Mental serakah yang dimiliki manusia sedari kecil menjadi sumber masalah. Anak anak dibiarkan memiliki apa pun yang mereka mau perlahan menjadi kebiasaan. Kebiasaan ini terus dilakukan tanpa melihat anak lain yang bahkan kesulitan untuk menelan sesuap nasi hingga harus mengorek rezeki dari orang lain. Benar apa yang pernah diungkapkan oleh Gandhi. “Dunia ini cukup untuk memenuhi kebutuhan hidup manusia, namun tidak akan cukup untuk memenuhi keserakahan seorang manusia. ”

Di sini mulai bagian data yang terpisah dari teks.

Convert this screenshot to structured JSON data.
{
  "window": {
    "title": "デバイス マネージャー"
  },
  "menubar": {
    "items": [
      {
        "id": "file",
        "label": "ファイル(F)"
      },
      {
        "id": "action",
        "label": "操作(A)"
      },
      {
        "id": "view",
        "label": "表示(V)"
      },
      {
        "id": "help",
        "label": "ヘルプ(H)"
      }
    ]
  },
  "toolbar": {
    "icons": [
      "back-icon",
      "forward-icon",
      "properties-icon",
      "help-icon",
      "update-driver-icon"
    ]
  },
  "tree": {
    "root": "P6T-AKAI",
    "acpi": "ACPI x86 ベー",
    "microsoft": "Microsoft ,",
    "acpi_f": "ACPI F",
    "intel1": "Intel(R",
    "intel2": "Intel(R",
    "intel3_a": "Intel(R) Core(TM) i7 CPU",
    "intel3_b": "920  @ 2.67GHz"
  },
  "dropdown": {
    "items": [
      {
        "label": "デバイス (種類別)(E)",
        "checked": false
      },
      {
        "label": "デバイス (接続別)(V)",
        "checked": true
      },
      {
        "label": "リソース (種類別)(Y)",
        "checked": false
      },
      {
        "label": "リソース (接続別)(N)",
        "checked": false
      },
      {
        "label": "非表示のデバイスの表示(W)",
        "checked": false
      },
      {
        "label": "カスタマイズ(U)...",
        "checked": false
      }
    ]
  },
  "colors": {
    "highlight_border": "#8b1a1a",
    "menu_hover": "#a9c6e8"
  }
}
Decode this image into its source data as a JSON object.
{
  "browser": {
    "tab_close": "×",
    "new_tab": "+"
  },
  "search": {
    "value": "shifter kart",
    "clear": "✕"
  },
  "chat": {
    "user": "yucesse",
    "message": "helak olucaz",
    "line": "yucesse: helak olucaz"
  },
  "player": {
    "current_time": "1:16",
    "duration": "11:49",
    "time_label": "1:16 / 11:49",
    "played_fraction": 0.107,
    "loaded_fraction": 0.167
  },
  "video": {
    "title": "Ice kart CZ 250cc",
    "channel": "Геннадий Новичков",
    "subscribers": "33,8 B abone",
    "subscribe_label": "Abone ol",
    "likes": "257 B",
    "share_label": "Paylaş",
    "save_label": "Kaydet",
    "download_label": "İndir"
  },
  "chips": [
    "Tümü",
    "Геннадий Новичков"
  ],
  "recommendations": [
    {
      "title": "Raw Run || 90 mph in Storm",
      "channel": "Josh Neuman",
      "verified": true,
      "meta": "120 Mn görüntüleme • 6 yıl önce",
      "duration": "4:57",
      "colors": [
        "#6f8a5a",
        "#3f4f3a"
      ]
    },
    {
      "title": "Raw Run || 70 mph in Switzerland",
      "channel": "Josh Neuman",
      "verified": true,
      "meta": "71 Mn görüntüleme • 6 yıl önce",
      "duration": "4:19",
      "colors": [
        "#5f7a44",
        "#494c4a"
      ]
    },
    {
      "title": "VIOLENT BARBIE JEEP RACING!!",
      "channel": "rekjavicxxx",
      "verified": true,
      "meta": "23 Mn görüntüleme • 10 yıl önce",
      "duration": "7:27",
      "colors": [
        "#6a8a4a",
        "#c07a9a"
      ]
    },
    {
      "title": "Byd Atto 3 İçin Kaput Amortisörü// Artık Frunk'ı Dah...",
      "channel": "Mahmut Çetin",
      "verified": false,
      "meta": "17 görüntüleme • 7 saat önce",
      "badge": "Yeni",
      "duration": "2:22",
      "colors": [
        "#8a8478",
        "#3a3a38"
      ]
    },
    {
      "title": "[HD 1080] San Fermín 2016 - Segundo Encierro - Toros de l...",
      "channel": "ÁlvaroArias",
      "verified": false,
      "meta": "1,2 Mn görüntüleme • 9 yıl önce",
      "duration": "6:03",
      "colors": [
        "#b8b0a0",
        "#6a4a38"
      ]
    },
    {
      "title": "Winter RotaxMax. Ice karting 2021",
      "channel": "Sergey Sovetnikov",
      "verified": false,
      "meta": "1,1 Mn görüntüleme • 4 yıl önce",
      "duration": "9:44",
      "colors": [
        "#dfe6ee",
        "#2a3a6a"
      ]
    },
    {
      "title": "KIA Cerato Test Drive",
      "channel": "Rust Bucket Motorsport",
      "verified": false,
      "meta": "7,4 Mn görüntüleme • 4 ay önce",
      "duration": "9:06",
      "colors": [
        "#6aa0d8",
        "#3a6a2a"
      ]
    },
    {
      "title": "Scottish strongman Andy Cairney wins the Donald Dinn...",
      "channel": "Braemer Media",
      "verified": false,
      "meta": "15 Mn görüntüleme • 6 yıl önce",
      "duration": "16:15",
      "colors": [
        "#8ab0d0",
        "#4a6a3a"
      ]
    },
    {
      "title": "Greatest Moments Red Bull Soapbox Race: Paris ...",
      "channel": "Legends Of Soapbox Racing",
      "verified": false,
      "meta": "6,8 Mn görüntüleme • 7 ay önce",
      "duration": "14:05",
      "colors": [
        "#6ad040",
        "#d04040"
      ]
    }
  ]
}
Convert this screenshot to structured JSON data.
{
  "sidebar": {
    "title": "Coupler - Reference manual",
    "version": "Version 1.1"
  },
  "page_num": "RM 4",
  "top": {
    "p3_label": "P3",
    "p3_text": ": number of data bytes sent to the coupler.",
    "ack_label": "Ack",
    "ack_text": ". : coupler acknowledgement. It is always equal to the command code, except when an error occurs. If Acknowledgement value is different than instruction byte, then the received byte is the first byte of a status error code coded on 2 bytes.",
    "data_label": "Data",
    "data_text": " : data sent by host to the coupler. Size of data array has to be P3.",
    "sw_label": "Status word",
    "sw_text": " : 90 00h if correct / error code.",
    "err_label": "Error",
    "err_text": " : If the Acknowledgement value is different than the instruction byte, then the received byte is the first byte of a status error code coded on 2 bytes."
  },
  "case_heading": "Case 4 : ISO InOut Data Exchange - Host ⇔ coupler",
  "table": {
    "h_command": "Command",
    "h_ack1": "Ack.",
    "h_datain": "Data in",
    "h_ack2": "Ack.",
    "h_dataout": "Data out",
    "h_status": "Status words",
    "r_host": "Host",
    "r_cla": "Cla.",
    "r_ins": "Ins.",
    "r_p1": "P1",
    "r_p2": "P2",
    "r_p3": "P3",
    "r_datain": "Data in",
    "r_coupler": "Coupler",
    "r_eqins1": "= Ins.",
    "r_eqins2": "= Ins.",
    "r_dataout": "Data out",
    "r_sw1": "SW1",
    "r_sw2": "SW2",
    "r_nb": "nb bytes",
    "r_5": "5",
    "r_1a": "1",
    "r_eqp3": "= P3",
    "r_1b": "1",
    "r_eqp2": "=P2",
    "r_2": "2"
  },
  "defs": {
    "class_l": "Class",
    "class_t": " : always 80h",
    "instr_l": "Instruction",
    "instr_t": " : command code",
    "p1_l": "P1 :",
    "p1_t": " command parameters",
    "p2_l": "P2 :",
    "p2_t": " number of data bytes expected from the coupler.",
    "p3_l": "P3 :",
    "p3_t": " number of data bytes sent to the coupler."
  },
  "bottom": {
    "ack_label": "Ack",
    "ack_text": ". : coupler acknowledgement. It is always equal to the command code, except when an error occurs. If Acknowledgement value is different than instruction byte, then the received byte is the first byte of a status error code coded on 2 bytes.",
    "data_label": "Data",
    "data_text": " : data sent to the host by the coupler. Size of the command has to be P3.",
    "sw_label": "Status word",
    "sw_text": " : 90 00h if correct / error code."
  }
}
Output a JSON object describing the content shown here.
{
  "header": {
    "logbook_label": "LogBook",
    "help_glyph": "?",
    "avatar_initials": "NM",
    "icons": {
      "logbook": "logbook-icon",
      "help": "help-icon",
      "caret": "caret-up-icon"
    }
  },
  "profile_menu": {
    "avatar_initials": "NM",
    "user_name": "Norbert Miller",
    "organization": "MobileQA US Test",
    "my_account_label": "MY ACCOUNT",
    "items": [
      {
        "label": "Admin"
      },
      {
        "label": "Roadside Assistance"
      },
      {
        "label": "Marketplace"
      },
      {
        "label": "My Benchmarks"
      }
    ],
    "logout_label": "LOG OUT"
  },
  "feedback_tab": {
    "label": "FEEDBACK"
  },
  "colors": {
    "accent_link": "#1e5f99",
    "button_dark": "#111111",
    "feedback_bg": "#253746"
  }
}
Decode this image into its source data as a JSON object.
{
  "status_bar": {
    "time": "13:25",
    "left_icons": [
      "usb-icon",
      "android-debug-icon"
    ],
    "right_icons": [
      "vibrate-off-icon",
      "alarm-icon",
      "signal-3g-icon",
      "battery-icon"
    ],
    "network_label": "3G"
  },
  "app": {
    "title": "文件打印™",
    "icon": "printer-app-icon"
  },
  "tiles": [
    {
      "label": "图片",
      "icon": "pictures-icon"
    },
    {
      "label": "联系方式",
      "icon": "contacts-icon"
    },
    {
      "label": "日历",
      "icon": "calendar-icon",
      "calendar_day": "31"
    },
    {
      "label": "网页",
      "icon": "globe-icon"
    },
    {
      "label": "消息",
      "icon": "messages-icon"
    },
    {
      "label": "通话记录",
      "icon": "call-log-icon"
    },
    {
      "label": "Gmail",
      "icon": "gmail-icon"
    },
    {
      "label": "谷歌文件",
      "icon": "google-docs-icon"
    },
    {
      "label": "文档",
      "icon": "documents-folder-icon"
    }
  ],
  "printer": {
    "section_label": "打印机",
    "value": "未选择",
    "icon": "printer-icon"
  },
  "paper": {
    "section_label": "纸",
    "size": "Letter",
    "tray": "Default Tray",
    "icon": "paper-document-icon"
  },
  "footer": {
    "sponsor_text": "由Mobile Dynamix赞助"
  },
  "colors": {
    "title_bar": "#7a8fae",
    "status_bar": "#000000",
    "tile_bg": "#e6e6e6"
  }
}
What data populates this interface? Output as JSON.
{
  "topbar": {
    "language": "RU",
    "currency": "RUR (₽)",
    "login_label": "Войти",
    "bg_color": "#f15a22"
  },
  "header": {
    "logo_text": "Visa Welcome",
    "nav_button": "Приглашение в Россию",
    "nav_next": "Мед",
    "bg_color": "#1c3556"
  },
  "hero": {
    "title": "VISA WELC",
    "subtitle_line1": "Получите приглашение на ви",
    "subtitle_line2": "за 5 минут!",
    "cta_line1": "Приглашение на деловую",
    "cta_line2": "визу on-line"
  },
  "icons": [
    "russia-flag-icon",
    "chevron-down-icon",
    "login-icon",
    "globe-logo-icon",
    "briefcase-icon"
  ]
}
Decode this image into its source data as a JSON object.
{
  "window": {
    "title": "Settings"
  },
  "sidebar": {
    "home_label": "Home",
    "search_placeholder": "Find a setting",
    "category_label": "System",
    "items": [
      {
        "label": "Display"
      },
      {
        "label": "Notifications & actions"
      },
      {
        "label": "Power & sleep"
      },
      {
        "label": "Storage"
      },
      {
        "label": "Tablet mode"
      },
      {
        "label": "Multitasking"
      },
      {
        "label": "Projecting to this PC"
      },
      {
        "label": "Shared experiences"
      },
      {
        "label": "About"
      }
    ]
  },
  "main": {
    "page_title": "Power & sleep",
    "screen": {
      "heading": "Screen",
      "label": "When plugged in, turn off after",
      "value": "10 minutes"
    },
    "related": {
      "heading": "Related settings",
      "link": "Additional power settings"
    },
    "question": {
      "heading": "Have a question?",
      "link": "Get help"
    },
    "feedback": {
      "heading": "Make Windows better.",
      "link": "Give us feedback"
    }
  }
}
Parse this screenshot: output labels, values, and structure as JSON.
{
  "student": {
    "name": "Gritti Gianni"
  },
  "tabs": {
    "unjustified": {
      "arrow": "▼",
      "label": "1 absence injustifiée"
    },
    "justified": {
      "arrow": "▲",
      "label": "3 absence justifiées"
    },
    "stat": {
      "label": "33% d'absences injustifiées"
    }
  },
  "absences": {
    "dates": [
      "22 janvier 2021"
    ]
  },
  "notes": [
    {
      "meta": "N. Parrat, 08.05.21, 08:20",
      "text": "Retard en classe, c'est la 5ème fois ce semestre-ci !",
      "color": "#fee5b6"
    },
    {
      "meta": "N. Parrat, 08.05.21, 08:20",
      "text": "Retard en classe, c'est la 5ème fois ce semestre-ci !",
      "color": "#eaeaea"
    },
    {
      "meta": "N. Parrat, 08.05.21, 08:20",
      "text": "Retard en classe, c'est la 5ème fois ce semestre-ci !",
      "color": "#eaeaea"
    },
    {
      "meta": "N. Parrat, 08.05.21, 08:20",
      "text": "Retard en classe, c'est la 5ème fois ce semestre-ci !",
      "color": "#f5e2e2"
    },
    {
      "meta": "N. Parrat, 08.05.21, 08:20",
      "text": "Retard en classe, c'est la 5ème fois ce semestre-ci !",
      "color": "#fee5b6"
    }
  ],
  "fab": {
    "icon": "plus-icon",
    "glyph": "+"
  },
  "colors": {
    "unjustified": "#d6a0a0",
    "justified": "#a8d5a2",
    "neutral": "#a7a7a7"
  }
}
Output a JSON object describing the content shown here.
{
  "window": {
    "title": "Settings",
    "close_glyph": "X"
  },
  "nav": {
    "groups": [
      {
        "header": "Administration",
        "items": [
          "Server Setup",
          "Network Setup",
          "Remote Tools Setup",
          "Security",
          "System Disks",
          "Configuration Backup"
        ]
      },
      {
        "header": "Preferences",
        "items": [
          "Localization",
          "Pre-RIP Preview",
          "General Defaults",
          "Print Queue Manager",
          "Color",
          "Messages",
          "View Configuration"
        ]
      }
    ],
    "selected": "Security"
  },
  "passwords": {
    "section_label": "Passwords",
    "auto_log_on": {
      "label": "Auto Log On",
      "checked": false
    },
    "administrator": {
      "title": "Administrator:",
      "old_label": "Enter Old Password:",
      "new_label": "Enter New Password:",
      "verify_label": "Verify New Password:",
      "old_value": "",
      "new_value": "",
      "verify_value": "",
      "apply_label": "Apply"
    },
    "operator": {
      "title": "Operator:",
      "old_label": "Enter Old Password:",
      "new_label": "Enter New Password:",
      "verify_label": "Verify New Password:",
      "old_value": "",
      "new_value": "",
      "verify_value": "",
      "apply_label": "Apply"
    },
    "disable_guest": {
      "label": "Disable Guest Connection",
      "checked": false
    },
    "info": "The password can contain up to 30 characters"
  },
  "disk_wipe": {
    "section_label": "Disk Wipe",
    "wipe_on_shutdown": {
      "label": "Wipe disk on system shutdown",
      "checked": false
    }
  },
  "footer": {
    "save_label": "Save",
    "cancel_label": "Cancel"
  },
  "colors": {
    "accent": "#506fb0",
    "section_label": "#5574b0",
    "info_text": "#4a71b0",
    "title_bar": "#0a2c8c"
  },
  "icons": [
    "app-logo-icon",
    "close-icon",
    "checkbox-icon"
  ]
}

Sifat serakah yang dimiliki manusia sebenarnya dapat ditinjau dari pemikiran Adam Smith dan Mandeville mengenai Hakikat Manusia Serakah. Adam Smith dan Mendeville  percaya bahwa pada hakikatnya manusia adalah makhluk yang rakus, egois, dan selalu mementingkan diri sendiri. Mandeville berpendapat bahwa sifat ini yang akan memberikan dampak ekonomi dan sosial yang negatif bagi manusia. Pendapat Mandeville mengenai akibat dari sifat rakus manusia berbanding terbalik dengan Smith.

Smith menganggap bahwa sikap serakah manusia tidak akan mendatangkan kerugian dan merusak manusia sepanjang persaingan bebas masih berlaku. Sikap manusia pada umumnya berdasarkan pada kepentingannya sendiri. Bukan atas rasa belas kasihan atau maupun perikemanusiaan. Hal ini berarti, pemenuhan kepentingan manusia bukan berasal dari belas kasih manusia lain, tetapi usaha yang dilakukan setiap manusia untuk memenuhi kepentingannya tanpa merugikan manusia lain.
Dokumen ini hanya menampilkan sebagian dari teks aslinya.